Despite wirehouses’ increasingly rigorous due diligence process, use of ETFs by wirehouse advisors will further increase ETF asset growth, Cerulli found in its latest report, U.S. Exchange-Traded Fund Markets 2016: Strategies for Broadening Adoption.
“Despite ranking after RIAs in terms of percentage of advisors’ portfolio allocation to ETFs, wirehouse firms hold the largest percentage of ETF assets compared to any other intermediary channel,” Jennifer Muzerall, associate director at Cerulli, noted in a statement. “We anticipate advisor allocation to ETFs to increase, on average, another 3% over the next two years.”

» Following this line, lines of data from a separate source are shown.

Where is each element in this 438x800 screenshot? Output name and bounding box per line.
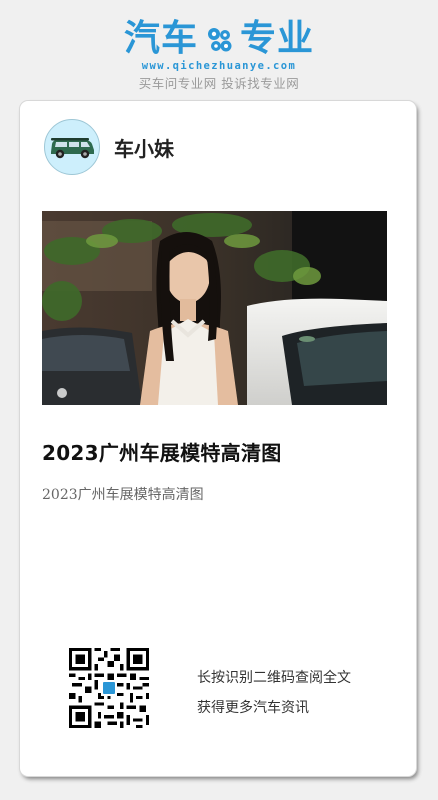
article-title[interactable]: 2023广州车展模特高清图	[42, 437, 282, 466]
brand-slogan: 买车问专业网 投诉找专业网	[138, 76, 300, 91]
logo-text-left: 汽车	[123, 18, 198, 59]
author-header: 车小妹	[44, 119, 174, 175]
logo-text-right: 专业	[240, 18, 315, 59]
brand-logo: 汽车 专业	[0, 18, 438, 60]
qr-caption-line1: 长按识别二维码查阅全文	[197, 670, 351, 686]
author-avatar[interactable]	[44, 119, 100, 175]
qr-caption-line2: 获得更多汽车资讯	[197, 700, 309, 716]
car-avatar-icon	[51, 138, 94, 159]
hero-photo	[42, 211, 387, 405]
article-subtitle: 2023广州车展模特高清图	[42, 487, 204, 503]
article-card: 车小妹 2023广州车展模特高清图 2023广州车展模特高清图 长按识别二维码查…	[20, 101, 416, 776]
author-name[interactable]: 车小妹	[114, 133, 174, 162]
brand-header: 汽车 专业 www.qichezhuanye.com 买车问专业网 投诉找专业网	[0, 18, 438, 92]
gear-logo-icon	[208, 28, 232, 52]
brand-url: www.qichezhuanye.com	[141, 60, 297, 72]
qr-caption: 长按识别二维码查阅全文 获得更多汽车资讯	[197, 663, 351, 723]
qr-code[interactable]	[69, 648, 149, 728]
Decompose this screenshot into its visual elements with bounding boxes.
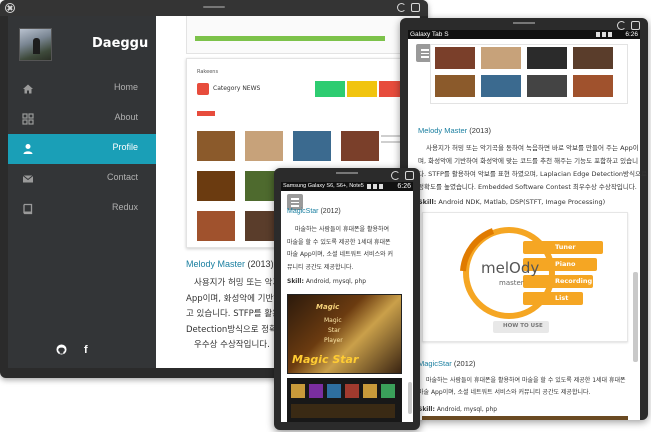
project-description: 마술하는 사람들이 휴대폰을 활용하여 마술을 할 수 있도록 제공한 1세대 … <box>287 226 393 271</box>
project-title[interactable]: Melody Master (2013) <box>186 259 274 269</box>
maximize-icon[interactable] <box>411 3 420 12</box>
device-name: Samsung Galaxy S6, S6+, Note5 <box>283 183 364 189</box>
sidebar-item-redux[interactable]: Redux <box>8 194 156 224</box>
logo-word: melOdy <box>481 259 540 277</box>
project-skill: Skill: Android NDK, Matlab, DSP(STFT, Im… <box>418 198 606 206</box>
profile-header: Daeggu <box>8 16 156 74</box>
status-bar: Samsung Galaxy S6, S6+, Note5 6:26 <box>281 182 413 191</box>
status-icons <box>367 184 387 189</box>
how-to-use-label: HOW TO USE <box>503 323 543 329</box>
logo-subword: master <box>499 279 524 287</box>
sidebar-nav: Home About Profile Contact Redux <box>8 74 156 224</box>
drag-handle[interactable] <box>336 172 358 174</box>
sidebar-item-label: Home <box>113 82 138 92</box>
stage: Daeggu Home About Profile Contact Redux … <box>0 0 651 432</box>
grid-icon <box>22 113 34 125</box>
sidebar-item-home[interactable]: Home <box>8 74 156 104</box>
sidebar-item-label: About <box>114 112 138 122</box>
project-description: 마술하는 사람들이 휴대폰을 활용하여 마술을 할 수 있도록 제공한 1세대 … <box>418 377 626 396</box>
screenshot-thumbnail-news[interactable] <box>430 44 628 104</box>
sidebar: Daeggu Home About Profile Contact Redux … <box>8 16 156 368</box>
brand-name: Daeggu <box>92 36 149 51</box>
maximize-icon[interactable] <box>631 21 640 30</box>
clock: 6:26 <box>397 183 411 190</box>
close-icon[interactable] <box>5 3 15 13</box>
rotate-icon[interactable] <box>391 171 400 180</box>
phone-window: Samsung Galaxy S6, S6+, Note5 6:26 Magic… <box>274 168 420 430</box>
magicstar-screenshot[interactable]: Magic Magic Star Player Magic Star <box>287 294 402 374</box>
rotate-icon[interactable] <box>617 21 626 30</box>
project-title[interactable]: MagicStar (2012) <box>287 208 341 215</box>
magicstar-screenshot-2[interactable] <box>287 378 402 422</box>
user-icon <box>22 143 34 155</box>
scrollbar[interactable] <box>633 272 638 362</box>
drag-handle[interactable] <box>513 22 535 24</box>
avatar <box>19 28 52 61</box>
clock: 6:26 <box>625 31 638 38</box>
envelope-icon <box>22 173 34 185</box>
category-label: Category NEWS <box>213 85 261 92</box>
screenshot-thumbnail <box>422 416 628 420</box>
maximize-icon[interactable] <box>405 171 414 180</box>
drag-handle[interactable] <box>203 6 225 8</box>
site-logo: Rakeens <box>197 69 219 75</box>
project-description: 사용지가 허밍 또는 악기곡을 동하여 녹음하면 바로 악보를 만들어 주는 A… <box>418 144 647 191</box>
red-tag <box>197 111 215 116</box>
menu-recording: Recording <box>555 277 593 285</box>
menu-piano: Piano <box>555 260 576 268</box>
project-title[interactable]: MagicStar (2012) <box>418 359 476 368</box>
home-icon <box>22 83 34 95</box>
device-name: Galaxy Tab S <box>410 31 449 38</box>
github-icon[interactable] <box>56 344 67 358</box>
scrollbar[interactable] <box>408 382 412 414</box>
social-links: f <box>8 344 156 360</box>
color-banner <box>315 81 413 97</box>
status-bar: Galaxy Tab S 6:26 <box>408 30 640 39</box>
category-header: Category NEWS <box>197 83 287 97</box>
project-skill: Skill: Android, mysql, php <box>287 278 367 285</box>
sidebar-item-label: Contact <box>106 172 138 182</box>
project-skill: Skill: Android, mysql, php <box>418 406 498 413</box>
tablet-screen: Galaxy Tab S 6:26 Melody Master (2013) 사… <box>408 30 647 420</box>
project-description: 사용지가 허밍 또는 악기 App이며, 화성악에 기반해 고 있습니다. ST… <box>186 278 285 350</box>
screenshot-thumbnail-top <box>186 16 420 54</box>
sidebar-item-about[interactable]: About <box>8 104 156 134</box>
project-title[interactable]: Melody Master (2013) <box>418 126 491 135</box>
category-icon <box>197 83 209 95</box>
melody-master-logo[interactable]: melOdy master Tuner Piano Recording List… <box>422 212 628 342</box>
sidebar-item-label: Redux <box>111 202 138 212</box>
rotate-icon[interactable] <box>397 3 406 12</box>
sidebar-item-profile[interactable]: Profile <box>8 134 156 164</box>
book-icon <box>22 203 34 215</box>
menu-list: List <box>555 294 569 302</box>
desktop-titlebar[interactable] <box>0 0 428 16</box>
status-icons <box>596 32 616 37</box>
phone-screen: Samsung Galaxy S6, S6+, Note5 6:26 Magic… <box>281 182 413 422</box>
sidebar-item-contact[interactable]: Contact <box>8 164 156 194</box>
menu-tuner: Tuner <box>555 243 576 251</box>
progress-strip <box>195 36 385 41</box>
sidebar-item-label: Profile <box>112 142 138 152</box>
tablet-window: Galaxy Tab S 6:26 Melody Master (2013) 사… <box>400 18 648 420</box>
facebook-icon[interactable]: f <box>84 344 88 356</box>
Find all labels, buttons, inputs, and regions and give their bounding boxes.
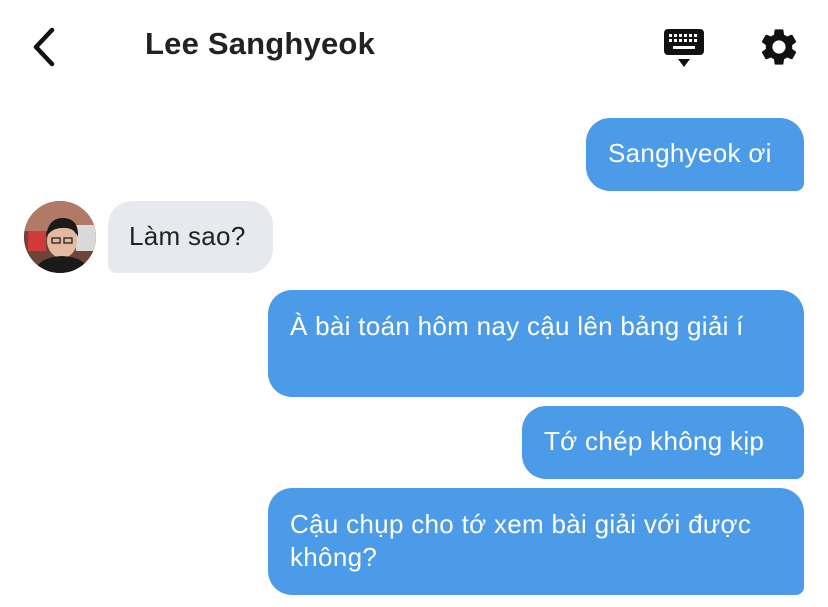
message-text: Tớ chép không kịp xyxy=(544,426,765,456)
chevron-left-icon xyxy=(33,27,55,67)
chat-screen: Lee Sanghyeok Sanghyeok ơi Làm sao? À bà… xyxy=(0,0,828,607)
message-text: Làm sao? xyxy=(129,221,246,251)
keyboard-button[interactable] xyxy=(660,26,708,72)
back-button[interactable] xyxy=(28,24,68,70)
message-bubble-outgoing[interactable]: À bài toán hôm nay cậu lên bảng giải í xyxy=(268,290,804,397)
gear-icon xyxy=(761,29,797,65)
message-bubble-outgoing[interactable]: Cậu chụp cho tớ xem bài giải với được kh… xyxy=(268,488,804,595)
chat-header: Lee Sanghyeok xyxy=(0,0,828,95)
message-bubble-outgoing[interactable]: Tớ chép không kịp xyxy=(522,406,804,479)
page-title: Lee Sanghyeok xyxy=(145,26,376,61)
message-bubble-incoming[interactable]: Làm sao? xyxy=(108,201,273,273)
message-bubble-outgoing[interactable]: Sanghyeok ơi xyxy=(586,118,804,191)
settings-button[interactable] xyxy=(757,25,801,69)
message-text: Sanghyeok ơi xyxy=(608,138,772,168)
message-text: Cậu chụp cho tớ xem bài giải với được kh… xyxy=(290,509,752,572)
message-text: À bài toán hôm nay cậu lên bảng giải í xyxy=(290,311,744,341)
keyboard-icon xyxy=(664,29,704,67)
avatar[interactable] xyxy=(24,201,96,273)
contact-photo-icon xyxy=(24,201,96,273)
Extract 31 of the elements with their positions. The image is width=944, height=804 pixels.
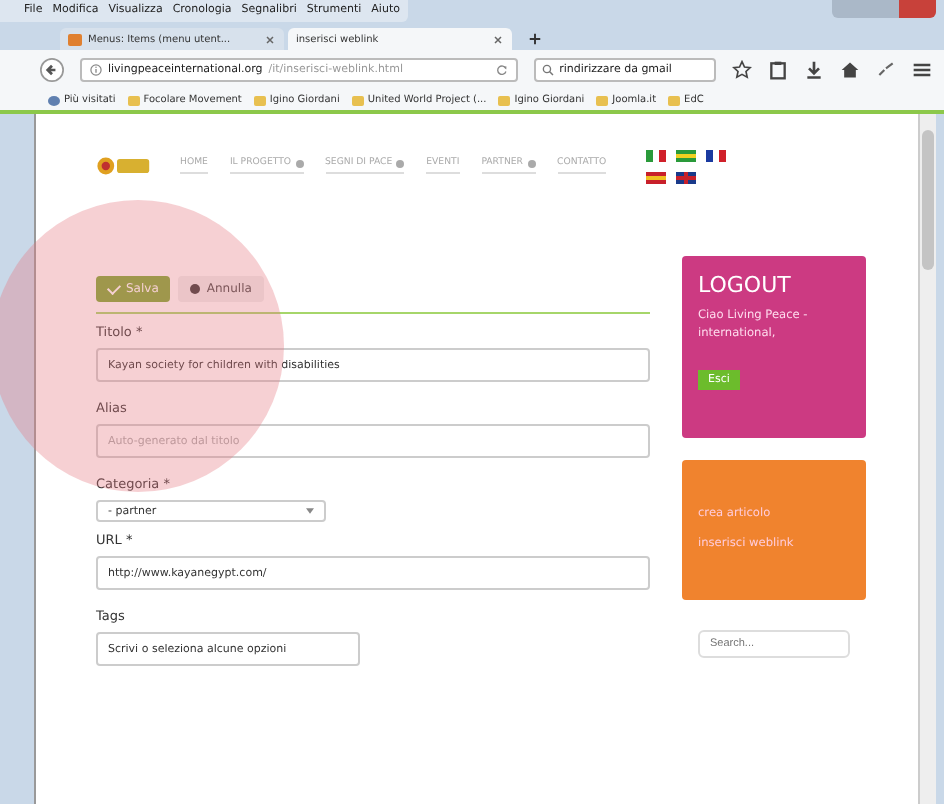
- flag-icon[interactable]: [646, 171, 667, 183]
- panel-title: LOGOUT: [698, 272, 793, 298]
- caret-icon: [306, 508, 314, 514]
- folder-icon: [668, 95, 681, 105]
- folder-icon: [596, 95, 609, 105]
- home-icon[interactable]: [840, 60, 860, 80]
- reload-icon[interactable]: [495, 64, 508, 76]
- star-icon[interactable]: [732, 60, 752, 80]
- flag-icon[interactable]: [706, 149, 727, 161]
- flag-icon[interactable]: [646, 149, 667, 161]
- dropdown-icon: [295, 159, 303, 167]
- logo-icon[interactable]: [96, 154, 152, 178]
- cancel-icon: [190, 284, 201, 294]
- back-icon[interactable]: [40, 58, 64, 82]
- dropdown-icon: [396, 159, 405, 167]
- menu-icon[interactable]: [912, 60, 932, 80]
- clipboard-icon[interactable]: [768, 60, 788, 80]
- close-icon[interactable]: [264, 33, 276, 45]
- close-icon[interactable]: [492, 33, 504, 45]
- search-icon: [541, 64, 554, 76]
- folder-icon: [498, 95, 511, 105]
- folder-icon: [253, 95, 266, 105]
- info-icon[interactable]: [90, 64, 102, 76]
- flag-icon[interactable]: [676, 171, 697, 183]
- folder-icon: [351, 95, 364, 105]
- download-icon[interactable]: [804, 60, 824, 80]
- scrollbar[interactable]: [918, 114, 936, 804]
- folder-icon: [127, 95, 140, 105]
- dropdown-icon: [527, 159, 535, 167]
- new-tab-icon[interactable]: [528, 32, 542, 46]
- favicon-icon: [68, 33, 82, 45]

Muzerall adds that growth of fee-based advisory platforms has been a “big driver” of flows into ETFs. “The scale and efficiency these platforms create have brought awareness to many advisors about the fees they are paying for active management.”
Cerulli notes in its reports that discussions with several of the largest wirehouse firms confirms that ETF usage is up and is estimated to grow from a 13.5% advisor allocation to 17% by 2018. The recent growth of fee-based advisory platforms has been a big driver of increased ETF allocations.
Overall advisor ETF usage rate continues on an upward trend, increasing from 11.2% in 2015 to 12.6% through first-quarter 2016, Cerulli notes. Since 2008, advisors’ allocation to ETFs has more than doubled, the Boston-based consulting firm found.
Indeed, recent research by the Money Management Institute found that after years of steady growth, wirehouse alternative investment assets fell about 4% in 2015 from $205 billion to $195 billion with “all of the decline” attributable to a $12 billion drop in liquid alternative mutual funds and ETFs.